As a rule, I don’t read Southerly‘s reviews of books I haven’t read, of which there are many here. But I did dip this time. Felicity Plunkett introduces her review of a book of criticism with a selection of trenchant quotes from writers ‘writing back’ to the critics; Nicolette Stasko makes me want to read Peter Boyle’s Towns in the Great Desert; Vivian Smith and Chris Wallace-Crabbe’s grey hairs lend distinction to the review pages; Kate Livett draws attention to a timely new edition of Judith Wright’s 1971 account of a battle to save the Barrier reef, The Coral Battleground:

Weirdly, although this battle for the Reef took place from 1969 to 1975, Wright’s text initially reads as if it could be taking place today, with the ridiculous ‘postmodern’ political moves made by Bjelke-Petersen’s government, such as employing an American geologist with no knowledge of biology, let alone marine biology, to do a three-week survey on the Reef.

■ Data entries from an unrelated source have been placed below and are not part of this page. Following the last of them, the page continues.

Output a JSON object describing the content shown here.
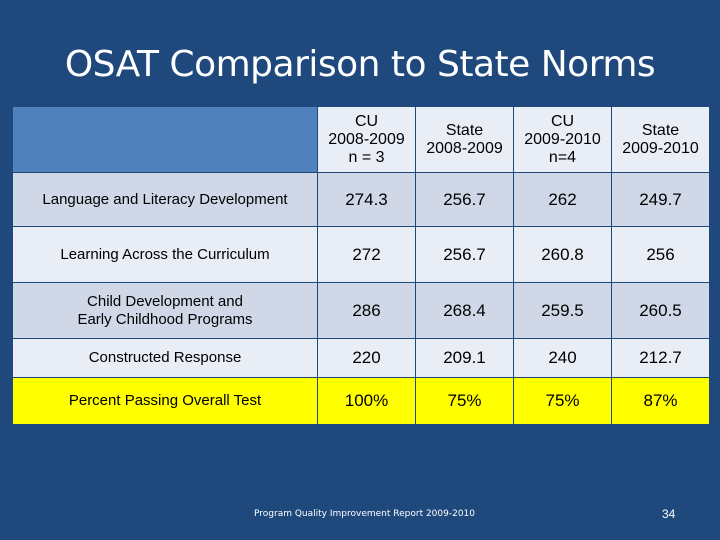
{
  "title": "OSAT Comparison to State Norms",
  "columns": [
    {
      "lines": [
        "CU",
        "2008-2009",
        "n = 3"
      ]
    },
    {
      "lines": [
        "State",
        "2008-2009"
      ]
    },
    {
      "lines": [
        "CU",
        "2009-2010",
        "n=4"
      ]
    },
    {
      "lines": [
        "State",
        "2009-2010"
      ]
    }
  ],
  "rows": [
    {
      "label": [
        "Language and Literacy Development"
      ],
      "values": [
        "274.3",
        "256.7",
        "262",
        "249.7"
      ]
    },
    {
      "label": [
        "Learning Across the Curriculum"
      ],
      "values": [
        "272",
        "256.7",
        "260.8",
        "256"
      ]
    },
    {
      "label": [
        "Child Development and",
        "Early Childhood Programs"
      ],
      "values": [
        "286",
        "268.4",
        "259.5",
        "260.5"
      ]
    },
    {
      "label": [
        "Constructed Response"
      ],
      "values": [
        "220",
        "209.1",
        "240",
        "212.7"
      ]
    },
    {
      "label": [
        "Percent Passing Overall Test"
      ],
      "values": [
        "100%",
        "75%",
        "75%",
        "87%"
      ]
    }
  ],
  "footer": "Program Quality Improvement Report 2009-2010",
  "page_number": "34"
}
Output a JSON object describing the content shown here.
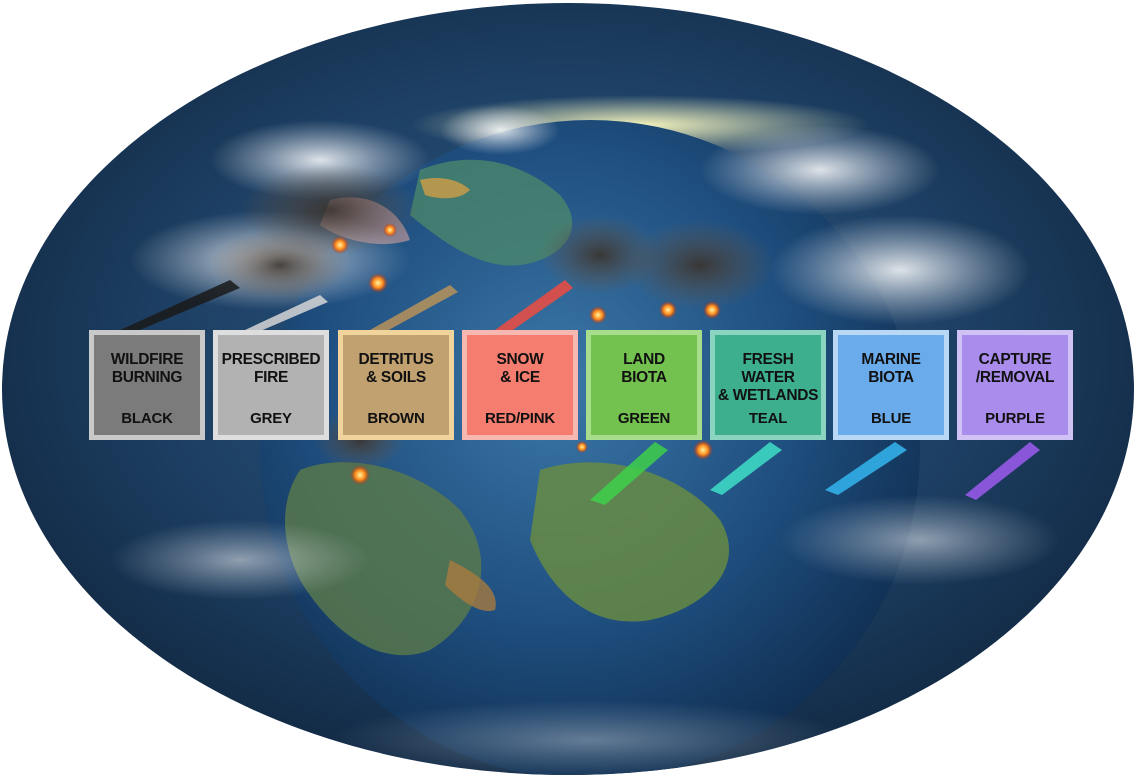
{
  "legend": [
    {
      "name": "WILDFIRE\nBURNING",
      "color_label": "BLACK",
      "fill": "#7b7b7b",
      "border": "#c9c9c9"
    },
    {
      "name": "PRESCRIBED\nFIRE",
      "color_label": "GREY",
      "fill": "#b2b2b2",
      "border": "#dedede"
    },
    {
      "name": "DETRITUS\n& SOILS",
      "color_label": "BROWN",
      "fill": "#c2a170",
      "border": "#f1d49c"
    },
    {
      "name": "SNOW\n& ICE",
      "color_label": "RED/PINK",
      "fill": "#f47d6f",
      "border": "#f7b8b2"
    },
    {
      "name": "LAND\nBIOTA",
      "color_label": "GREEN",
      "fill": "#73c14f",
      "border": "#a9dd8e"
    },
    {
      "name": "FRESH WATER\n& WETLANDS",
      "color_label": "TEAL",
      "fill": "#3daf8f",
      "border": "#8bd5c0"
    },
    {
      "name": "MARINE\nBIOTA",
      "color_label": "BLUE",
      "fill": "#6aabeb",
      "border": "#b8d8f6"
    },
    {
      "name": "CAPTURE\n/REMOVAL",
      "color_label": "PURPLE",
      "fill": "#a98cec",
      "border": "#d1c2f6"
    }
  ]
}
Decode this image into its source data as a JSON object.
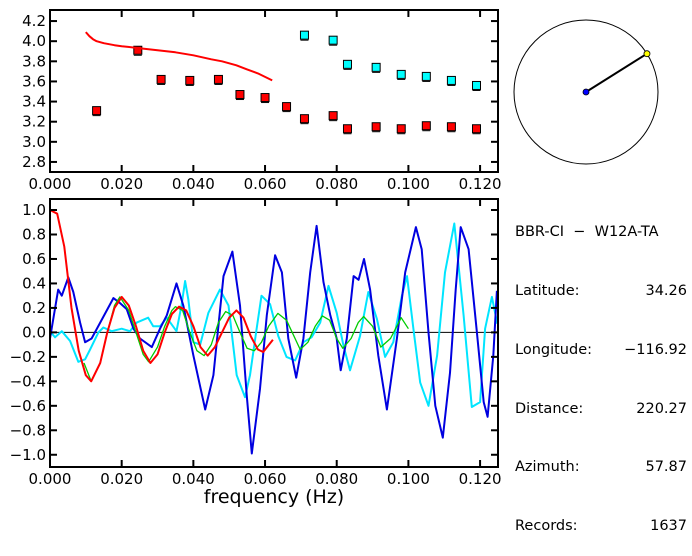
{
  "chart_data": [
    {
      "type": "scatter",
      "title": "",
      "xlabel": "",
      "ylabel": "",
      "xlim": [
        0,
        0.125
      ],
      "ylim": [
        2.7,
        4.31
      ],
      "xticks": [
        "0.000",
        "0.020",
        "0.040",
        "0.060",
        "0.080",
        "0.100",
        "0.120"
      ],
      "xtick_values": [
        0,
        0.02,
        0.04,
        0.06,
        0.08,
        0.1,
        0.12
      ],
      "yticks": [
        "2.8",
        "3.0",
        "3.2",
        "3.4",
        "3.6",
        "3.8",
        "4.0",
        "4.2"
      ],
      "ytick_values": [
        2.8,
        3.0,
        3.2,
        3.4,
        3.6,
        3.8,
        4.0,
        4.2
      ],
      "series": [
        {
          "name": "red-points",
          "kind": "markers",
          "color": "#ff0000",
          "x": [
            0.013,
            0.0245,
            0.031,
            0.039,
            0.047,
            0.053,
            0.06,
            0.066,
            0.071,
            0.079,
            0.083,
            0.091,
            0.098,
            0.105,
            0.112,
            0.119
          ],
          "y": [
            3.31,
            3.91,
            3.62,
            3.61,
            3.62,
            3.47,
            3.44,
            3.35,
            3.23,
            3.26,
            3.13,
            3.15,
            3.13,
            3.16,
            3.15,
            3.13
          ]
        },
        {
          "name": "cyan-points",
          "kind": "markers",
          "color": "#00ffff",
          "x": [
            0.071,
            0.079,
            0.083,
            0.091,
            0.098,
            0.105,
            0.112,
            0.119
          ],
          "y": [
            4.06,
            4.01,
            3.77,
            3.74,
            3.67,
            3.65,
            3.61,
            3.56
          ]
        },
        {
          "name": "red-curve",
          "kind": "line",
          "color": "#ff0000",
          "x": [
            0.01,
            0.011,
            0.012,
            0.013,
            0.015,
            0.018,
            0.02,
            0.025,
            0.03,
            0.035,
            0.04,
            0.045,
            0.048,
            0.052,
            0.055,
            0.058,
            0.062
          ],
          "y": [
            4.09,
            4.05,
            4.02,
            4.0,
            3.98,
            3.96,
            3.95,
            3.93,
            3.91,
            3.89,
            3.86,
            3.82,
            3.8,
            3.76,
            3.72,
            3.68,
            3.61
          ]
        }
      ]
    },
    {
      "type": "line",
      "title": "",
      "xlabel": "frequency (Hz)",
      "ylabel": "",
      "xlim": [
        0,
        0.125
      ],
      "ylim": [
        -1.1,
        1.09
      ],
      "xticks": [
        "0.000",
        "0.020",
        "0.040",
        "0.060",
        "0.080",
        "0.100",
        "0.120"
      ],
      "xtick_values": [
        0,
        0.02,
        0.04,
        0.06,
        0.08,
        0.1,
        0.12
      ],
      "yticks": [
        "1.0",
        "0.8",
        "0.6",
        "0.4",
        "0.2",
        "0.0",
        "−0.2",
        "−0.4",
        "−0.6",
        "−0.8",
        "−1.0"
      ],
      "ytick_values": [
        1.0,
        0.8,
        0.6,
        0.4,
        0.2,
        0.0,
        -0.2,
        -0.4,
        -0.6,
        -0.8,
        -1.0
      ],
      "series": [
        {
          "name": "cyan",
          "color": "#00e5ff",
          "width": 2,
          "x": [
            0,
            0.0014,
            0.0033,
            0.0056,
            0.0079,
            0.0098,
            0.0112,
            0.0135,
            0.0149,
            0.0172,
            0.02,
            0.0223,
            0.0242,
            0.0274,
            0.0288,
            0.0307,
            0.0326,
            0.0353,
            0.0367,
            0.0377,
            0.0386,
            0.04,
            0.0419,
            0.0442,
            0.0474,
            0.0498,
            0.0521,
            0.0544,
            0.0558,
            0.0575,
            0.059,
            0.0614,
            0.0637,
            0.066,
            0.0684,
            0.0707,
            0.073,
            0.0754,
            0.0777,
            0.08,
            0.0819,
            0.0837,
            0.0865,
            0.0888,
            0.0912,
            0.0935,
            0.0958,
            0.0982,
            0.0996,
            0.1014,
            0.1033,
            0.1056,
            0.108,
            0.1102,
            0.1128,
            0.1154,
            0.1177,
            0.12,
            0.1214,
            0.1233,
            0.1248
          ],
          "y": [
            0.01,
            -0.04,
            0.01,
            -0.07,
            -0.24,
            -0.22,
            -0.14,
            0.0,
            0.04,
            0.01,
            0.03,
            0.01,
            0.08,
            0.12,
            0.05,
            0.05,
            0.12,
            0.01,
            0.22,
            0.42,
            0.27,
            -0.08,
            -0.1,
            0.16,
            0.35,
            0.22,
            -0.35,
            -0.53,
            -0.35,
            0.0,
            0.3,
            0.23,
            -0.03,
            -0.2,
            -0.23,
            -0.08,
            -0.04,
            0.08,
            0.38,
            0.16,
            -0.11,
            -0.31,
            -0.03,
            0.33,
            0.11,
            -0.2,
            -0.08,
            0.3,
            0.46,
            0.03,
            -0.41,
            -0.6,
            -0.19,
            0.49,
            0.89,
            0.14,
            -0.61,
            -0.57,
            0.03,
            0.29,
            0.07
          ]
        },
        {
          "name": "blue",
          "color": "#0000e0",
          "width": 2,
          "x": [
            0,
            0.0023,
            0.0033,
            0.0051,
            0.0065,
            0.0084,
            0.0098,
            0.0116,
            0.014,
            0.0177,
            0.0195,
            0.0214,
            0.0233,
            0.0251,
            0.0284,
            0.0307,
            0.0326,
            0.0353,
            0.0372,
            0.04,
            0.0433,
            0.0456,
            0.0484,
            0.0509,
            0.053,
            0.0549,
            0.0563,
            0.0586,
            0.0605,
            0.0628,
            0.0647,
            0.0665,
            0.0687,
            0.0707,
            0.0726,
            0.0744,
            0.0763,
            0.0782,
            0.08,
            0.0811,
            0.0828,
            0.0847,
            0.0861,
            0.0876,
            0.0893,
            0.0916,
            0.094,
            0.0968,
            0.0991,
            0.1021,
            0.1037,
            0.1056,
            0.1075,
            0.1096,
            0.1116,
            0.1132,
            0.1146,
            0.1168,
            0.1191,
            0.121,
            0.1221,
            0.1237,
            0.1247
          ],
          "y": [
            -0.05,
            0.35,
            0.3,
            0.45,
            0.33,
            0.08,
            -0.08,
            -0.05,
            0.08,
            0.28,
            0.24,
            0.19,
            0.03,
            -0.05,
            -0.12,
            0.03,
            0.14,
            0.4,
            0.22,
            -0.19,
            -0.63,
            -0.35,
            0.46,
            0.66,
            0.22,
            -0.52,
            -0.99,
            -0.46,
            0.14,
            0.63,
            0.49,
            -0.05,
            -0.37,
            -0.05,
            0.49,
            0.87,
            0.41,
            0.14,
            -0.05,
            -0.31,
            -0.05,
            0.46,
            0.43,
            0.6,
            0.35,
            -0.19,
            -0.63,
            -0.05,
            0.49,
            0.86,
            0.68,
            0.0,
            -0.6,
            -0.86,
            -0.33,
            0.35,
            0.86,
            0.68,
            0.0,
            -0.57,
            -0.69,
            -0.19,
            0.34
          ]
        },
        {
          "name": "green",
          "color": "#00cc00",
          "width": 1.3,
          "x": [
            0.0095,
            0.0115,
            0.014,
            0.016,
            0.018,
            0.0195,
            0.022,
            0.024,
            0.026,
            0.0275,
            0.03,
            0.032,
            0.034,
            0.035,
            0.037,
            0.039,
            0.041,
            0.043,
            0.045,
            0.047,
            0.049,
            0.051,
            0.053,
            0.055,
            0.057,
            0.059,
            0.061,
            0.0636,
            0.066,
            0.0698,
            0.072,
            0.074,
            0.076,
            0.078,
            0.08,
            0.0817,
            0.084,
            0.086,
            0.0875,
            0.09,
            0.0923,
            0.095,
            0.098,
            0.1
          ],
          "y": [
            -0.25,
            -0.4,
            -0.25,
            0.0,
            0.22,
            0.29,
            0.18,
            0.0,
            -0.18,
            -0.24,
            -0.12,
            0.05,
            0.18,
            0.21,
            0.18,
            0.0,
            -0.15,
            -0.19,
            -0.1,
            0.08,
            0.17,
            0.14,
            0.0,
            -0.13,
            -0.15,
            -0.08,
            0.05,
            0.155,
            0.1,
            -0.14,
            -0.08,
            0.05,
            0.135,
            0.1,
            -0.05,
            -0.13,
            -0.05,
            0.08,
            0.13,
            0.05,
            -0.12,
            -0.05,
            0.12,
            0.03
          ]
        },
        {
          "name": "red",
          "color": "#ff0000",
          "width": 2,
          "x": [
            0,
            0.002,
            0.004,
            0.006,
            0.008,
            0.01,
            0.0115,
            0.014,
            0.016,
            0.018,
            0.02,
            0.022,
            0.024,
            0.026,
            0.028,
            0.03,
            0.032,
            0.034,
            0.036,
            0.038,
            0.04,
            0.042,
            0.044,
            0.046,
            0.048,
            0.05,
            0.052,
            0.054,
            0.056,
            0.058,
            0.0595,
            0.0622
          ],
          "y": [
            1.0,
            0.97,
            0.7,
            0.2,
            -0.15,
            -0.35,
            -0.4,
            -0.25,
            0.0,
            0.2,
            0.29,
            0.22,
            0.05,
            -0.15,
            -0.25,
            -0.18,
            0.0,
            0.15,
            0.21,
            0.18,
            0.05,
            -0.12,
            -0.19,
            -0.12,
            0.0,
            0.12,
            0.18,
            0.12,
            -0.03,
            -0.14,
            -0.16,
            -0.06
          ]
        }
      ]
    }
  ],
  "map": {
    "azimuth_deg": 57.87,
    "center_color": "#0000ff",
    "station_color": "#ffff00"
  },
  "info": {
    "title": "BBR-CI  −  W12A-TA",
    "rows": [
      {
        "label": "Latitude:",
        "value": "34.26"
      },
      {
        "label": "Longitude:",
        "value": "−116.92"
      },
      {
        "label": "Distance:",
        "value": "220.27"
      },
      {
        "label": "Azimuth:",
        "value": "57.87"
      },
      {
        "label": "Records:",
        "value": "1637"
      }
    ]
  }
}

And now for a little grumpiness. Some of the writers here would do well to read Joseph M Williams’ Style: Lessons in Clarity and Grace. One essay in particular  veered from banal to incoherent to impenetrably technical. I persevered for a while, but threw in the towel when principle appeared as an adjective – just a typo perhaps, but in that context very dispiriting. And what’s with the US spellings throughout – harbor, jewelrymeter (as a measure of distance)? In the absence of a statement that this is policy, it creates the impression that the English Association, Sydney is made up of people who don’t care much about the language.